Accounting for 10% Export VAT
From an accounting perspective, the introduction of this tax requires robust transactional monitoring. Because this VAT is levied on exports—a category previously treated as zero-rated—accounting departments must reconfigure their ERP systems to distinguish between standard zero-rated exports and these specific “10% taxed” export categories.
Valuation and Determination of Output Tax
The “gross fair market value” is the standard for taxation. For lithium, the valuation is benchmarked against the realisable value of the chemical derivative (lithium sulphate). Mining companies must implement high-precision assay testing for every shipment to ensure that the declared value corresponds to international market standards (typically based on LME or Fastmarkets benchmarks). Discrepancies between the declared value and the actual mineral content, as verified by independent assayers, expose the company to significant audit risks and potential penalties.
Documentation and Remittance
ZIMRA has introduced a specific manual return, Return for Remittance of Value Added Tax on Supply of goods and/or services at 10% (Exports), to be used alongside the primary tax return submitted through the Tax and Revenue Management System (TaRMS).
Key accounting steps include:
- Segregation of Sales: Create a distinct sub-ledger for “Export Sales Subject to 10% VAT.”

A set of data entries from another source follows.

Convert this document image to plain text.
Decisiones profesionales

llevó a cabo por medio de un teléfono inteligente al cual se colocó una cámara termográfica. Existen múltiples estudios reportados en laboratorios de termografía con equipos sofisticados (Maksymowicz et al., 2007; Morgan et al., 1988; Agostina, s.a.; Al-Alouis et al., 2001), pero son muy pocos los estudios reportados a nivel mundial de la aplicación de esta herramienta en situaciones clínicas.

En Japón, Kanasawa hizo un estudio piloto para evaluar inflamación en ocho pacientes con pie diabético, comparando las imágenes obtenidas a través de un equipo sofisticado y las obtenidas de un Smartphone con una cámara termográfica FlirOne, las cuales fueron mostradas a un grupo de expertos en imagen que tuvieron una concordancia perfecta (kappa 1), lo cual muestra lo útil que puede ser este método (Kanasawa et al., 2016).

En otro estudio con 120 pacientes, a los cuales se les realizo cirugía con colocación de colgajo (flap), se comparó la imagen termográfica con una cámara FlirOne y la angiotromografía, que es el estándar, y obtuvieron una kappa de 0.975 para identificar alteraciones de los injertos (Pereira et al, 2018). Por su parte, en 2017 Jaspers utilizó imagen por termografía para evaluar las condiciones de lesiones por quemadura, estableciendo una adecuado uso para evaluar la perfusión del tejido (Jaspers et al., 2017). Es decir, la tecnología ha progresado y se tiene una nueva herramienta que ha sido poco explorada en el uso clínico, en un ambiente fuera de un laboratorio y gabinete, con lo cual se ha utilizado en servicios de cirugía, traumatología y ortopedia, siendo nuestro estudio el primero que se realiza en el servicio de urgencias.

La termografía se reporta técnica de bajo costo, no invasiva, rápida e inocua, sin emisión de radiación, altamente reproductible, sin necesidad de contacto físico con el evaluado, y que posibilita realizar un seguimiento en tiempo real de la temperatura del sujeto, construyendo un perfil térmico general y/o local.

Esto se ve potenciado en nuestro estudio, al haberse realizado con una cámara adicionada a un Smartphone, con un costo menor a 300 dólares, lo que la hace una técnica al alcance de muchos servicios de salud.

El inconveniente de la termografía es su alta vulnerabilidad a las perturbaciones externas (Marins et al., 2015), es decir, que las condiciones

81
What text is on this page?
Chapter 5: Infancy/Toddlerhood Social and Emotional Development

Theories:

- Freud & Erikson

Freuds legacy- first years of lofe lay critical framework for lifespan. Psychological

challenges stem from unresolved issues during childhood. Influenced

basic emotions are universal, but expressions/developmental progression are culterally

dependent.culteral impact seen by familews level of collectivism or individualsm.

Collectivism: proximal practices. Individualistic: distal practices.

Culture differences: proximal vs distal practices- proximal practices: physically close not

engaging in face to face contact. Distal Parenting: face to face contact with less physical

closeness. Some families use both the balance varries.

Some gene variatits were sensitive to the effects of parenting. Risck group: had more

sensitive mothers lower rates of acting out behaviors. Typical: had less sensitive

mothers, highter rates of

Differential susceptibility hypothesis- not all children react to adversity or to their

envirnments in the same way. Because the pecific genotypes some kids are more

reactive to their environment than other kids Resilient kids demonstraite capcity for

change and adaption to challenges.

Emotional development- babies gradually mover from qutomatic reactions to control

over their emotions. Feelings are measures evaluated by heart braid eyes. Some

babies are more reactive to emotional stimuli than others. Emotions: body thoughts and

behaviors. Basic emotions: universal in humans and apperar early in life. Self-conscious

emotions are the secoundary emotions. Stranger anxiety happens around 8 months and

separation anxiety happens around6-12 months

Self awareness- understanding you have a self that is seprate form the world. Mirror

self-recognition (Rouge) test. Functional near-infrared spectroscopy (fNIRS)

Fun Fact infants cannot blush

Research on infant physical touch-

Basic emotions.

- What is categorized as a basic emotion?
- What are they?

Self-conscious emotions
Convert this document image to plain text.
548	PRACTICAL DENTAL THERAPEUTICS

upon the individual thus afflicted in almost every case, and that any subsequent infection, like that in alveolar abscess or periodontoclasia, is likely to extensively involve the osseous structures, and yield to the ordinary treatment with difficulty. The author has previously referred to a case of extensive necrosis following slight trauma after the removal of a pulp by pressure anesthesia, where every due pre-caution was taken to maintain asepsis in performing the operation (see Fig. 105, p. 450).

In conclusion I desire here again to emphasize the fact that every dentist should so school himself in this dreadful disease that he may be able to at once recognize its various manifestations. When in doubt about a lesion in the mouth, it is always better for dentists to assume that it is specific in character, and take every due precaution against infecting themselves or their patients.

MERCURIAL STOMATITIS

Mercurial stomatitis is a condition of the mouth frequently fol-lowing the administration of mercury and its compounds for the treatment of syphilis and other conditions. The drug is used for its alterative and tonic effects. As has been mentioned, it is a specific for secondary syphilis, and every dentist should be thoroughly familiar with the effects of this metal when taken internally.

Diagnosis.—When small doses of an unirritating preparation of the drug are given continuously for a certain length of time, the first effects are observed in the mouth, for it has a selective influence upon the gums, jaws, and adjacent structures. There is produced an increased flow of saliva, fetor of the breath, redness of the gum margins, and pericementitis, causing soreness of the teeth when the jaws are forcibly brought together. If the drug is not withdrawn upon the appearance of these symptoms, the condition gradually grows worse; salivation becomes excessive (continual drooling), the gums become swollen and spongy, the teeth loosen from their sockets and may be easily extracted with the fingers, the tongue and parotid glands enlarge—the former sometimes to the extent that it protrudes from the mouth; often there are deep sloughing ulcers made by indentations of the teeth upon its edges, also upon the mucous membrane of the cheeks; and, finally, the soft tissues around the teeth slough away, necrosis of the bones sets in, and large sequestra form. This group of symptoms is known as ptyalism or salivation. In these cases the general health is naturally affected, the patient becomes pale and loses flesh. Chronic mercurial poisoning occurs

- Conversion to Foreign Currency: The Act mandates that these export taxes be settled strictly in United States Dollars (USD) or equivalent convertible foreign currency at the prevailing international exchange rate. Accounting systems must handle the multi-currency reporting requirements, ensuring that VAT payable is accurately accrued and remitted in the mandated currency.
- Tax Period Alignment: The VAT must be accounted for in the period of exportation. The timing of the “supply” is governed by the issuance of the bill of entry or the transfer of risk to the off-taker, whichever occurs earlier.
Strategic Implications and Tax Planning
For CFOs and Tax Managers, the 10% export VAT represents a significant increase in the cost of sales. Mining entities are encouraged to:
- Audit Beneficiation Levels: Evaluate the cost-benefit analysis of investing in local beneficiation versus paying the 10% export tax. If beneficiation is not immediately feasible, companies must optimize their supply chains to ensure that their products are classified at the lowest possible tax tier.
- Transfer Pricing Documentation: With the government mandating the “Quoted Price Method,” companies must maintain ironclad contemporaneous transfer pricing documentation. Any discounts applied for quality or impurity must be strictly justified by international assay standards to avoid ZIMRA adjustments.
- Lobbying and Engagement: Engage with the Ministry of Mines and Ministry of Finance regarding potential deferrals for mining entities that are currently in the process of building smelting or refining infrastructure, as provided for in transitional clauses.
Conclusion
The 10% export VAT under the Finance Act (No. 7) of 2025 is a transformative fiscal measure. By integrating mining activities more closely with local value-addition requirements, the government has fundamentally changed the operational landscape for exporters of lithium, chrome, platinum, antimony, and dimensional stone. Success in this new regime requires not only technical compliance in tax accounting and remittance but also a strategic alignment of mining operations with the national goal of beneficiation. Companies that proactively invest in local processing and maintain rigorous data integrity regarding mineral valuation will be best positioned to navigate the complexities introduced by this legislation.